Eva se agachó delante de una puerta, empuñó la Magnum, agarró el pomo y abrió la puerta de golpe mientras se metía de un salto en la habitación. Chris oyó un disparo y la mano de la joven apareció en el hueco de la puerta para indicarle que podía entrar. Chris entró detrás de ella y se la encontró registrando la habitación, con la Magnum enfundada.

—Cierra la puerta —dijo ella sin mirarle—. Así, si alguien quiere entrar, tendrá que abrirla por lo que podremos atraparle.

Chris cerró la puerta y observó la habitación. Era de forma cuadrada, pequeña, con un par de estanterías en una pared y una mesa en el centro con cuatro sillas alrededor. En el suelo había un infectado con un disparo en la cabeza. Un pequeño ordenador, que intentó encender sin éxito, estaba sobre una mesa en una de las esquinas. Chris miró la mesa y se dispuso a registrarla. Encontró varios papeles que no tenían nada especial que pudieran usar, y se dirigió a Eva.

—Maldita sea Umbrella —dijo Chris con ira, mientras volvía a mirar al infectado muerto en el suelo.

—Estoy de acuerdo —dijo ella con indiferencia—. Pero creo que ya no hay peligro de contagio.

Chris la miró con atención mientras ella leía unos manuscritos.

—¿Cómo lo sabes? —le preguntó.

—Pues porque nuestro amigo —dijo mientras dejaba de leer y señalaba con la barbilla el cadáver medio descompuesto que estaba en el suelo, con un agujero de bala en la frente— está más que deshidratado. Si el escape hubiera sido reciente, estaría más… jugoso. Aquí no hay nada —dijo mientras dejaba los manuscritos donde los había encontrado—. Será mejor que sigamos.
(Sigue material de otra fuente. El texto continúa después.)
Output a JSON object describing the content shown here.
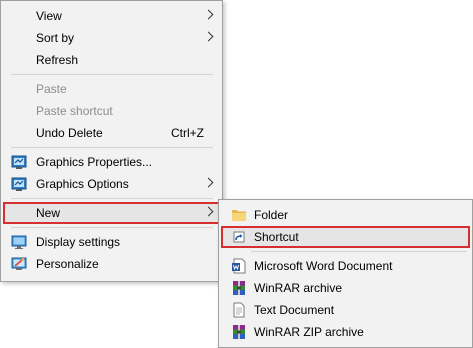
{
  "main_menu": {
    "items": [
      {
        "label": "View",
        "has_submenu": true
      },
      {
        "label": "Sort by",
        "has_submenu": true
      },
      {
        "label": "Refresh"
      },
      {
        "label": "Paste",
        "disabled": true
      },
      {
        "label": "Paste shortcut",
        "disabled": true
      },
      {
        "label": "Undo Delete",
        "shortcut": "Ctrl+Z"
      },
      {
        "label": "Graphics Properties...",
        "icon": "intel-graphics-icon"
      },
      {
        "label": "Graphics Options",
        "icon": "intel-graphics-icon",
        "has_submenu": true
      },
      {
        "label": "New",
        "has_submenu": true,
        "highlighted": true
      },
      {
        "label": "Display settings",
        "icon": "display-icon"
      },
      {
        "label": "Personalize",
        "icon": "personalize-icon"
      }
    ]
  },
  "new_submenu": {
    "items": [
      {
        "label": "Folder",
        "icon": "folder-icon"
      },
      {
        "label": "Shortcut",
        "icon": "shortcut-icon",
        "highlighted": true
      },
      {
        "label": "Microsoft Word Document",
        "icon": "word-document-icon"
      },
      {
        "label": "WinRAR archive",
        "icon": "winrar-icon"
      },
      {
        "label": "Text Document",
        "icon": "text-document-icon"
      },
      {
        "label": "WinRAR ZIP archive",
        "icon": "winrar-zip-icon"
      }
    ]
  },
  "colors": {
    "menu_background": "#f2f2f2",
    "menu_border": "#a0a0a0",
    "highlight_outline": "#d62f2f",
    "disabled_text": "#8d8d8d"
  }
}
Chris asintió mientras salían de la pequeña oficina de vuelta al frío y ominoso pasillo. Siguieron el interminable corredor hasta que llegaron a otra puerta. Se miraron antes de asentir y Eva abrió la puerta con lentitud. Ante ellos había una sala de tamaño medio, muy parecida a la anterior con una gran mesa en el centro y un par de estanterías vacías. Un gemido desesperado les hizo volver la mirada con las armas en alza apuntando en aquella dirección. Tres infectados con el virus alzaron sus brazos hacia ellos, mientras arrastraban sus pies por el suelo. A uno de ellos le faltaba un ojo y de la cuenca oscura salían unos fluidos de color negruzco. Otro de ellos parecía haber sido una mujer pero sólo por la estatura y parte del cabello que tenía, largo y desordenado. Chris apuntó a uno de ellos y disparó a la cabeza. Dos tiros y el zombi cayó al suelo. Eva disparó también dos veces y los dos zombis restantes cayeron al suelo.

Joder, menuda puntería… –Pensó Chris mientras miraba a Eva.

—¿Dónde aprendiste a disparar así? —preguntó.

—Siempre he tenido buena puntería —respondió ella, encogiéndose de hombros—. Mi padre me enseñó a disparar. Era muy bueno.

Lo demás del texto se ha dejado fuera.